Für Prof. Dr. Christoph Hämmerle ist das ästhetische Ergebnis der verzögerten Sofortimplantation am besten voraussagbar. Die Vorteile einer solchen „Typ IIImplantation“ liegen seiner Meinung nach in der geschlossenen Weichteildecke, dem Ausheilen von apikalen Läsionen und einer leichteren Positionierung der Implantate. Von entscheidendem Vorteil ist für Hämmerle der Implantationszeitpunkt sechs bis acht Wochen nach Zahnentfernung. Hier sind die von der Spätimplantation bekannten Resorptionsvorgänge des Kieferknochens klinisch noch ohne Bedeutung. Gegenüber der Sofortimplantation sind die Ergebnisse der verzögerten Sofortimplantation wissenschaftlich deutlich besser belegt.

Prof. Dr. Rudolf Fürhauser sieht die Vorteile der Sofortimplantation (Typ I) in einer optimalen Ausnutzung des vorhandenen Knochens, der reduzierten Anzahl an chirurgischen Eingriffen und einem verkürzten Behandlungszeitraum. Allerdings bestätigt Fürhauser die Problematik der Weichgewebeverluste nach Sofortimplantation, die er bei zehn Prozent der untersuchten Patienten nach einem mittleren Beobachtungszeitraum von 19 Monaten beobachtet hat. Der hohen Techniksensitivität der Sofortimplantation mit hohem logistischem Aufwand im Routine-Praxisbetrieb steht die sehr gute Akzeptanz von Seiten der Patienten als wichtiger Pluspunkt gegenüber.

Die interaktive Abstimmung zeigte, dass 67,9 Prozent der Kongressteilnehmer in der eigenen Behandlung im teilbezahnten Kiefer die verzögerte Sofortimplantation bevorzugen. 17,9 Prozent der Teilnehmer favorisieren die Spätversorgung und nur 14,3 Prozent die Sofortimplantation.

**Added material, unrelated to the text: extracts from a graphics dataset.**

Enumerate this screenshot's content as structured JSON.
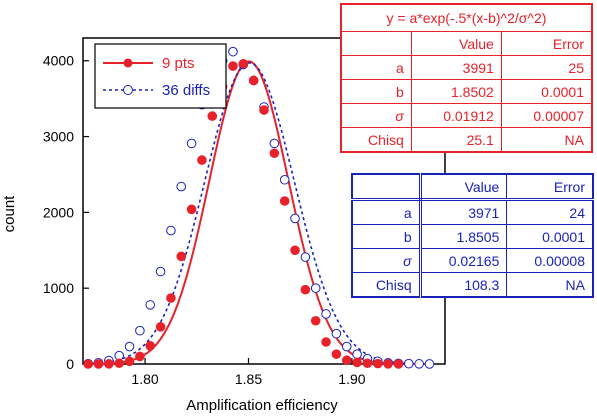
{
  "chart_data": {
    "type": "scatter",
    "title": "",
    "xlabel": "Amplification efficiency",
    "ylabel": "count",
    "xlim": [
      1.77,
      1.945
    ],
    "ylim": [
      0,
      4300
    ],
    "xticks": [
      1.8,
      1.85,
      1.9
    ],
    "xtick_labels": [
      "1.80",
      "1.85",
      "1.90"
    ],
    "yticks": [
      0,
      1000,
      2000,
      3000,
      4000
    ],
    "ytick_labels": [
      "0",
      "1000",
      "2000",
      "3000",
      "4000"
    ],
    "grid": false,
    "legend_position": "top-left",
    "series": [
      {
        "name": "9 pts",
        "color": "#e8222a",
        "marker": "filled-circle",
        "line": "solid",
        "x": [
          1.7725,
          1.7775,
          1.7825,
          1.7875,
          1.7925,
          1.7975,
          1.8025,
          1.8075,
          1.8125,
          1.8175,
          1.8225,
          1.8275,
          1.8325,
          1.8375,
          1.8425,
          1.8475,
          1.8525,
          1.8575,
          1.8625,
          1.8675,
          1.8725,
          1.8775,
          1.8825,
          1.8875,
          1.8925,
          1.8975,
          1.9025,
          1.9075,
          1.9125,
          1.9175,
          1.9225
        ],
        "y": [
          0,
          0,
          2,
          10,
          35,
          100,
          240,
          490,
          870,
          1420,
          2040,
          2690,
          3270,
          3660,
          3930,
          3960,
          3740,
          3350,
          2780,
          2150,
          1500,
          980,
          570,
          290,
          130,
          50,
          20,
          10,
          5,
          2,
          0
        ]
      },
      {
        "name": "36 diffs",
        "color": "#1a23b8",
        "marker": "open-circle",
        "line": "dashed",
        "x": [
          1.7725,
          1.7775,
          1.7825,
          1.7875,
          1.7925,
          1.7975,
          1.8025,
          1.8075,
          1.8125,
          1.8175,
          1.8225,
          1.8275,
          1.8325,
          1.8375,
          1.8425,
          1.8475,
          1.8525,
          1.8575,
          1.8625,
          1.8675,
          1.8725,
          1.8775,
          1.8825,
          1.8875,
          1.8925,
          1.8975,
          1.9025,
          1.9075,
          1.9125,
          1.9175,
          1.9225,
          1.9275,
          1.9325,
          1.9375
        ],
        "y": [
          5,
          15,
          45,
          110,
          230,
          440,
          780,
          1220,
          1760,
          2340,
          2910,
          3420,
          3760,
          4000,
          4120,
          3950,
          3740,
          3390,
          2910,
          2430,
          1920,
          1410,
          1000,
          660,
          400,
          230,
          130,
          70,
          35,
          15,
          8,
          4,
          2,
          1
        ]
      }
    ],
    "fits": [
      {
        "series": "9 pts",
        "a": 3991,
        "b": 1.8502,
        "sigma": 0.01912
      },
      {
        "series": "36 diffs",
        "a": 3971,
        "b": 1.8505,
        "sigma": 0.02165
      }
    ]
  },
  "tables": {
    "red": {
      "formula": "y = a*exp(-.5*(x-b)^2/σ^2)",
      "header_value": "Value",
      "header_error": "Error",
      "rows": [
        {
          "name": "a",
          "value": "3991",
          "error": "25"
        },
        {
          "name": "b",
          "value": "1.8502",
          "error": "0.0001"
        },
        {
          "name": "σ",
          "value": "0.01912",
          "error": "0.00007"
        },
        {
          "name": "Chisq",
          "value": "25.1",
          "error": "NA"
        }
      ]
    },
    "blue": {
      "header_value": "Value",
      "header_error": "Error",
      "rows": [
        {
          "name": "a",
          "value": "3971",
          "error": "24"
        },
        {
          "name": "b",
          "value": "1.8505",
          "error": "0.0001"
        },
        {
          "name": "σ",
          "value": "0.02165",
          "error": "0.00008"
        },
        {
          "name": "Chisq",
          "value": "108.3",
          "error": "NA"
        }
      ]
    }
  }
}
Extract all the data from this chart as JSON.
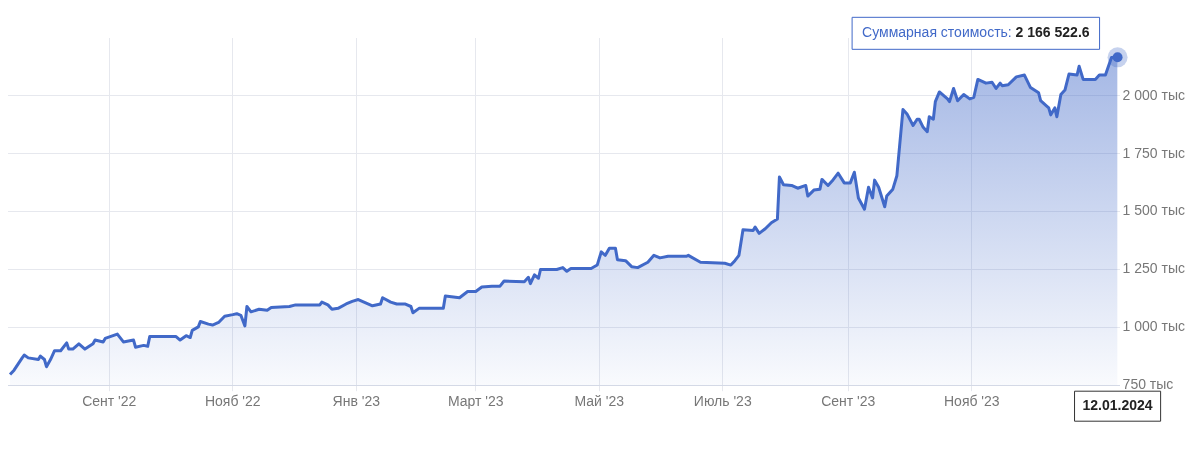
{
  "chart_data": {
    "type": "area",
    "color": "#4169c8",
    "x": [
      "2022-07-14",
      "2022-07-16",
      "2022-07-20",
      "2022-07-21",
      "2022-07-23",
      "2022-07-28",
      "2022-07-29",
      "2022-07-31",
      "2022-08-01",
      "2022-08-03",
      "2022-08-05",
      "2022-08-08",
      "2022-08-11",
      "2022-08-12",
      "2022-08-14",
      "2022-08-17",
      "2022-08-20",
      "2022-08-24",
      "2022-08-25",
      "2022-08-29",
      "2022-08-30",
      "2022-09-05",
      "2022-09-08",
      "2022-09-13",
      "2022-09-14",
      "2022-09-18",
      "2022-09-20",
      "2022-09-21",
      "2022-10-04",
      "2022-10-06",
      "2022-10-09",
      "2022-10-11",
      "2022-10-12",
      "2022-10-15",
      "2022-10-16",
      "2022-10-20",
      "2022-10-22",
      "2022-10-25",
      "2022-10-28",
      "2022-11-01",
      "2022-11-03",
      "2022-11-05",
      "2022-11-07",
      "2022-11-08",
      "2022-11-10",
      "2022-11-14",
      "2022-11-18",
      "2022-11-20",
      "2022-11-29",
      "2022-12-02",
      "2022-12-14",
      "2022-12-15",
      "2022-12-18",
      "2022-12-20",
      "2022-12-23",
      "2022-12-27",
      "2022-12-30",
      "2023-01-02",
      "2023-01-09",
      "2023-01-13",
      "2023-01-14",
      "2023-01-18",
      "2023-01-21",
      "2023-01-25",
      "2023-01-28",
      "2023-01-29",
      "2023-02-01",
      "2023-02-13",
      "2023-02-14",
      "2023-02-21",
      "2023-02-25",
      "2023-03-01",
      "2023-03-04",
      "2023-03-09",
      "2023-03-13",
      "2023-03-15",
      "2023-03-25",
      "2023-03-27",
      "2023-03-28",
      "2023-03-30",
      "2023-04-01",
      "2023-04-02",
      "2023-04-10",
      "2023-04-13",
      "2023-04-15",
      "2023-04-17",
      "2023-04-27",
      "2023-04-30",
      "2023-05-02",
      "2023-05-04",
      "2023-05-06",
      "2023-05-09",
      "2023-05-10",
      "2023-05-14",
      "2023-05-17",
      "2023-05-20",
      "2023-05-25",
      "2023-05-28",
      "2023-05-31",
      "2023-06-04",
      "2023-06-13",
      "2023-06-14",
      "2023-06-20",
      "2023-07-02",
      "2023-07-05",
      "2023-07-07",
      "2023-07-09",
      "2023-07-11",
      "2023-07-16",
      "2023-07-17",
      "2023-07-19",
      "2023-07-22",
      "2023-07-25",
      "2023-07-28",
      "2023-07-29",
      "2023-07-31",
      "2023-08-04",
      "2023-08-07",
      "2023-08-11",
      "2023-08-12",
      "2023-08-15",
      "2023-08-18",
      "2023-08-19",
      "2023-08-22",
      "2023-08-24",
      "2023-08-27",
      "2023-08-30",
      "2023-09-02",
      "2023-09-04",
      "2023-09-06",
      "2023-09-09",
      "2023-09-11",
      "2023-09-13",
      "2023-09-14",
      "2023-09-16",
      "2023-09-19",
      "2023-09-20",
      "2023-09-23",
      "2023-09-25",
      "2023-09-28",
      "2023-09-30",
      "2023-10-03",
      "2023-10-05",
      "2023-10-06",
      "2023-10-08",
      "2023-10-10",
      "2023-10-11",
      "2023-10-13",
      "2023-10-14",
      "2023-10-16",
      "2023-10-20",
      "2023-10-21",
      "2023-10-23",
      "2023-10-25",
      "2023-10-28",
      "2023-10-31",
      "2023-11-02",
      "2023-11-04",
      "2023-11-08",
      "2023-11-11",
      "2023-11-13",
      "2023-11-15",
      "2023-11-16",
      "2023-11-19",
      "2023-11-23",
      "2023-11-27",
      "2023-11-30",
      "2023-12-04",
      "2023-12-05",
      "2023-12-08",
      "2023-12-09",
      "2023-12-10",
      "2023-12-12",
      "2023-12-13",
      "2023-12-15",
      "2023-12-17",
      "2023-12-19",
      "2023-12-23",
      "2023-12-24",
      "2023-12-26",
      "2024-01-01",
      "2024-01-03",
      "2024-01-06",
      "2024-01-09",
      "2024-01-12"
    ],
    "values": [
      796,
      815,
      868,
      880,
      868,
      861,
      876,
      861,
      830,
      861,
      899,
      899,
      933,
      906,
      906,
      929,
      906,
      929,
      945,
      937,
      952,
      971,
      937,
      945,
      914,
      922,
      918,
      960,
      960,
      945,
      964,
      956,
      987,
      1002,
      1025,
      1014,
      1010,
      1021,
      1048,
      1055,
      1059,
      1052,
      1006,
      1090,
      1067,
      1078,
      1074,
      1086,
      1090,
      1097,
      1097,
      1109,
      1097,
      1078,
      1082,
      1101,
      1112,
      1120,
      1093,
      1101,
      1128,
      1109,
      1101,
      1101,
      1090,
      1063,
      1082,
      1082,
      1135,
      1128,
      1155,
      1155,
      1174,
      1178,
      1178,
      1200,
      1197,
      1216,
      1189,
      1227,
      1212,
      1250,
      1250,
      1258,
      1242,
      1254,
      1254,
      1269,
      1326,
      1311,
      1342,
      1342,
      1292,
      1288,
      1262,
      1258,
      1281,
      1311,
      1300,
      1307,
      1307,
      1311,
      1281,
      1277,
      1269,
      1288,
      1311,
      1422,
      1418,
      1433,
      1406,
      1426,
      1452,
      1468,
      1650,
      1616,
      1613,
      1601,
      1613,
      1567,
      1593,
      1597,
      1639,
      1613,
      1632,
      1666,
      1624,
      1624,
      1670,
      1559,
      1510,
      1605,
      1559,
      1636,
      1605,
      1521,
      1567,
      1597,
      1655,
      1941,
      1922,
      1872,
      1899,
      1899,
      1864,
      1845,
      1910,
      1899,
      1975,
      2017,
      1987,
      1975,
      2032,
      1979,
      2006,
      1987,
      1994,
      2071,
      2055,
      2059,
      2032,
      2055,
      2044,
      2048,
      2082,
      2090,
      2036,
      2013,
      1979,
      1956,
      1948,
      1918,
      1948,
      1910,
      2006,
      2025,
      2094,
      2090,
      2128,
      2071,
      2071,
      2090,
      2090,
      2166,
      2166.5
    ],
    "xlim": [
      "2022-07-13",
      "2024-01-13"
    ],
    "xticks": [
      {
        "value": "2022-09-01",
        "label": "Сент '22"
      },
      {
        "value": "2022-11-01",
        "label": "Нояб '22"
      },
      {
        "value": "2023-01-01",
        "label": "Янв '23"
      },
      {
        "value": "2023-03-01",
        "label": "Март '23"
      },
      {
        "value": "2023-05-01",
        "label": "Май '23"
      },
      {
        "value": "2023-07-01",
        "label": "Июль '23"
      },
      {
        "value": "2023-09-01",
        "label": "Сент '23"
      },
      {
        "value": "2023-11-01",
        "label": "Нояб '23"
      }
    ],
    "ylim": [
      750,
      2250
    ],
    "yticks": [
      {
        "value": 750,
        "label": "750 тыс"
      },
      {
        "value": 1000,
        "label": "1 000 тыс"
      },
      {
        "value": 1250,
        "label": "1 250 тыс"
      },
      {
        "value": 1500,
        "label": "1 500 тыс"
      },
      {
        "value": 1750,
        "label": "1 750 тыс"
      },
      {
        "value": 2000,
        "label": "2 000 тыс"
      }
    ],
    "grid": true,
    "annotations": [
      {
        "text": "Суммарная стоимость: 2 166 522.6",
        "x": "2024-01-12",
        "y": 2166.5
      },
      "12.01.2024"
    ]
  }
}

Bei der Versorgung ganzer Kiefer spielte die Sofortimplantation mit nur drei Prozent sogar nur eine Außenseiterrolle. Diese klinische Realität steht damit in deutlichem Gegensatz zu dem Umfang, den die Sofortimplantation/- versorgung in Werbung und Berichterstattung in letzter Zeit in Fach- und Publikumsmedien eingenommen hat.